Disability in Kidlit publishes a new post every first and third Friday of the month. We feature guest contributors from both the YA/MG and disability communities–readers, writers, bloggers, activists, and more. We don’t have a fixed cast of contributors. Many people send in a single article, while others return every few months. Although we aim to present a wide range of perspectives and experiences, all our contributors and editors identify as disabled. Nothing about us without us, as the disability rights saying goes!
You can find us on Twitter, Tumblr, and Goodreads. We hope you’ll stick around!
For questions, please contact the editors at email@example.com.

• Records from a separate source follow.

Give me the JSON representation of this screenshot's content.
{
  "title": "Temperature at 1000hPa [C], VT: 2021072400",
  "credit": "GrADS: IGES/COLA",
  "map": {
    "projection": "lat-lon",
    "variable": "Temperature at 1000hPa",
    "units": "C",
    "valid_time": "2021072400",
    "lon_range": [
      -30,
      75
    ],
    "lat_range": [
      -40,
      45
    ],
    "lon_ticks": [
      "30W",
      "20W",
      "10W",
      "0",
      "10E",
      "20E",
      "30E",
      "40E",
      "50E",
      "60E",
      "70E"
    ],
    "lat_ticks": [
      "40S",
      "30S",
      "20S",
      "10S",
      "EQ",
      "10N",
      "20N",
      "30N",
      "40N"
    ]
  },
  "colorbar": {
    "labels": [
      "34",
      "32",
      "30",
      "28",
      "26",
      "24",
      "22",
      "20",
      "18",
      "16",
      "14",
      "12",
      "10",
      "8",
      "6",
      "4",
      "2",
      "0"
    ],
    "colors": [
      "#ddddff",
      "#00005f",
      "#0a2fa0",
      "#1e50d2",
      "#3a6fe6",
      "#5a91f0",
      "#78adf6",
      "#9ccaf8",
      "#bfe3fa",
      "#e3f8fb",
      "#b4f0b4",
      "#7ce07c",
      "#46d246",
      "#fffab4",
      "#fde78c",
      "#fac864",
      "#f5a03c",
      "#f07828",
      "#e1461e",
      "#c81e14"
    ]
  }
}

Kody Keplinger is the author of three young adult novels (The DUFF, Shut Out, A Midsummer’s Nightmare) and a middle grade novel (The Swift Boys & Me). She was born legally blind and, at age eight, diagnosed with a condition known as Leber’s Congenital Amaurosis, which leaves her with poor light perception and tunnel vision. In 2013 she got her first guide dog, a German shepherd named Corey, from Fidelco Guide Dog Foundation. She currently lives in NYC, where she writes full time.
A lifelong Amsterdammer, Corinne Duyvis spends her days writing speculative kidlit. She enjoys brutal martial arts and gets her geek on whenever possible. Find her on Twitter or Tumblr. Corinne is a team member of We Need Diverse Books, and was diagnosed with autism at 14 and ADD at 23.
Her YA fantasy novel Otherbound released from Amulet Books/ABRAMS in the summer of 2014; it has received four starred reviews and is a Junior Library Guild selection.
Kayla Whaley is a graduate of the 2014 Clarion Writers’ Workshop. She puts her Master’s in Public Administration to use working with the Atlanta Young Writers’ Institute, a nonprofit dedicated to encouraging middle and high school writers. She writes MG and YA, primarily fantastical in nature. You can follow her on Twitter.
Kayla was born with Spinal Muscular Atrophy III, a neuromuscular disease, and uses a power wheelchair.